In severe cases you may notice wasting of the muscles of the hand around the thumb. This indicates severe long standing compression and should be dealt with quickly.

Persistent numbness in the hand should be investigated and acted upon. Carpal tunnel syndrome is largely a clinical diagnosis with a typical history. Investigations such as nerve conduction studies can assist in making the diagnosis in atypical cases.

A local steroid injection next to the median nerve at the wrist is a useful test to identify CTS. It has the benefit of providing temporary symptomatic relief to patients for a few weeks. Only about 10% of patients will be “cured” with a local steroid injection.

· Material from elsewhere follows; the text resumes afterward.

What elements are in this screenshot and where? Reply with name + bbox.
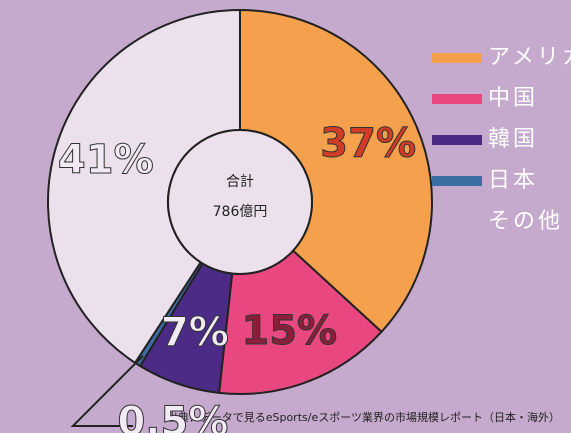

How do you treat carpal tunnel syndrome?

Mild intermittent symptoms can be observed. If night time is a problem, night splints can be prescribed which may alleviate the symptoms.

Workplace ergonomics should be addressed if these are suspected of playing a causative role in the CTS.

Secondary causes of CTS such as diabetes or thyroid abnormalities should be considered.

Persistent or progressive symptoms of carpal tunnel syndrome should be treated. The only “cure” for the above presentation is surgery. Surgery involves dividing the ligament that forms the roof of the tunnel which releases the pressure on the nerve. This is performed as a day case under regional or general anaesthesia.

Surgery is about 85% successful in treating CTS. Reasons for failed surgery include an incorrect diagnosis or possible “double crush” of the nerve. This is where there is another problem with the nerve elsewhere such as a pinched nerve in the neck. Diabetic damage to the nerve itself can co-exist with carpal tunnel syndrome. The response to surgery can be unpredictable in these situations.